Each venous blood sample was centrifuged and plasma removed, allocated and frozen at -80°C before analysis. NT-proBNP was analyzed using an electrochemiluminescence sandwich immunoassay (Cobas^® proBNP II, Roche Diagnostics, Basel, Switzerland) on the Elecsys^® 2010 analyzer. Levels of hArg were measured by high-performance liquid chromatography with solid phase extraction and precolumn derivatization as previously described [21]. Within-day coefficients of variation were 4.7% (1.21 μmol/L) and 2.2% (3.53 μmol/L). Liver function tests and creatinine measurements were performed using standard laboratory techniques. All biochemical analyses were performed by investigators blinded to the clinical data of the patients.

Data analysis

Clinical data of the patients were collected from medical records. The two-dimensional echocardiographic and Doppler images were stored digitally and analysed on an Echopac server (Echopac Version 6.1.0, GE Healthcare). Echocardiographic data sets were assessed by investigators blinded to the laboratory results.

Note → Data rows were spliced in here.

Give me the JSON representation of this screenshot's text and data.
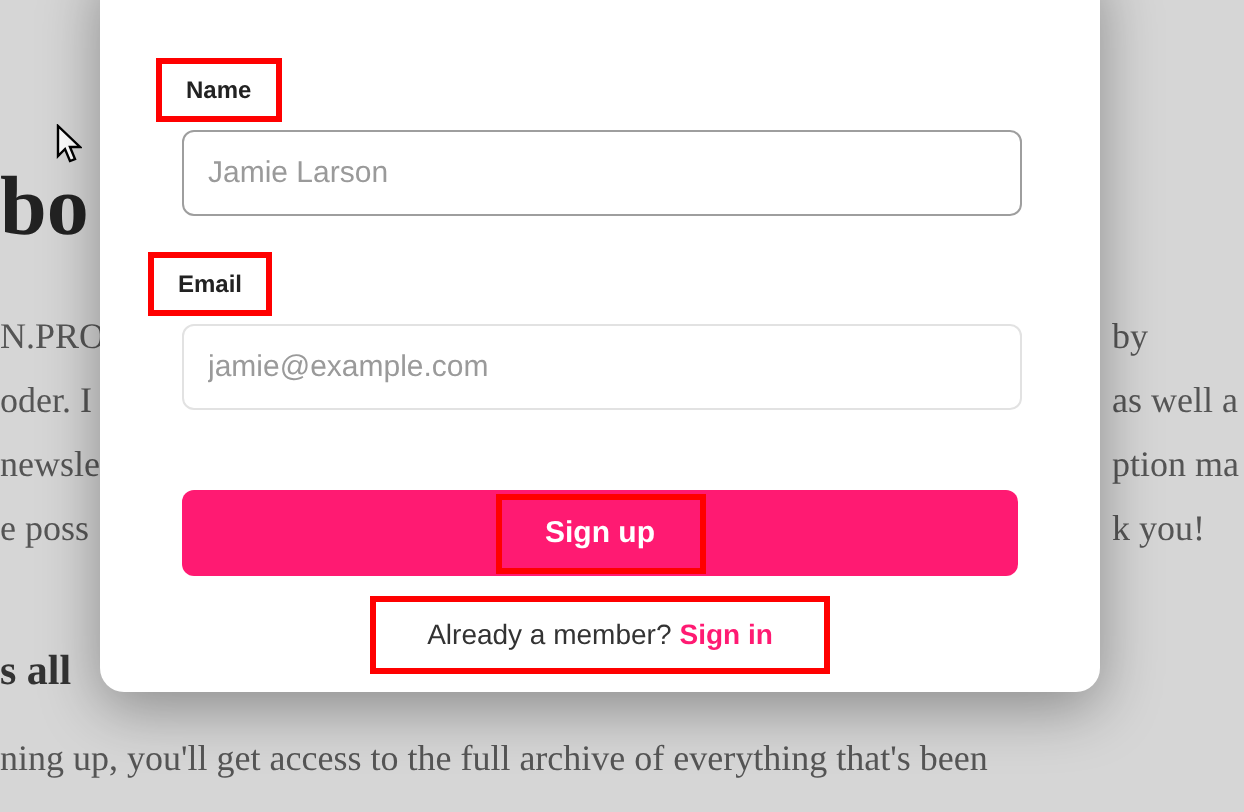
{
  "backdrop": {
    "heading": "bo",
    "lines": [
      {
        "left": "N.PRO",
        "right": "by"
      },
      {
        "left": "oder. I",
        "right": "as well a"
      },
      {
        "left": "newsle",
        "right": "ption ma"
      },
      {
        "left": "e poss",
        "right": "k you!"
      }
    ],
    "subheading": "s all",
    "paragraph": "ning up, you'll get access to the full archive of everything that's been"
  },
  "form": {
    "fields": [
      {
        "label": "Name",
        "placeholder": "Jamie Larson",
        "focused": true,
        "highlighted": true
      },
      {
        "label": "Email",
        "placeholder": "jamie@example.com",
        "focused": false,
        "highlighted": true
      }
    ],
    "submit": {
      "label": "Sign up",
      "highlighted": true
    },
    "footer": {
      "text": "Already a member?",
      "link": "Sign in",
      "highlighted": true
    }
  }
}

Patients with adverse cardiac events were categorized into 3 subgroups: (1) patients with sporadic new-onset supraventricular arrhythmias, (2) patients with recurrent supraventricular arrhythmias or permanent atrial fibrillation and (3) patients who died or presented with overt heart failure including failure of the Fontan circuit during follow-up.

Statistical analysis

Data were analysed using standard statistical software (SPSS version 19; SPSS Inc., Chicago, Illinois). Continuous variables are expressed as mean ± standard deviation or median and interquartile range as appropriate. Differences between unpaired groups were analysed using a Mann-Whitney-U test for continuous variables and a chi-square test (or Fisher exact test, if numbers were small) for nominal variables. Correlations were evaluated using Spearman’s regression coefficient. Differences between paired groups were analysed using a Wilcoxon-signed-rank test for continuous variables. Receiver-operating characteristic curve (ROC) analysis was used in a univariate approach for the prediction of adverse cardiac events. A two-tailed p-value <0.05 was considered statistically significant.

Results and discussion

Results

Clinical, echocardiographic and routine laboratory data

During follow-up, a total of 33 adverse cardiac events occurred in 30/143 (21.0%) patients: 4 patients died (1 patient due to sudden cardiac death, 3 patients due to progressive heart failure), 15 patients presented with overt heart failure or a failing Fontan circuit, 6 patients had sporadic new-onset supraventricular arrhythmias, 8 patients had recurrent supraventricular arrhythmias or permanent atrial fibrillation indicating high atrial arrhythmic burden. Of the 30 patients, 4 had CRHD (13.3%), 8 SRV (26.7%), 12 FONT (40%) and 6 EIS (20%) as underlying CHD (S1 Dataset). Characteristics of patients with and without adverse cardiac events are shown in Table 1.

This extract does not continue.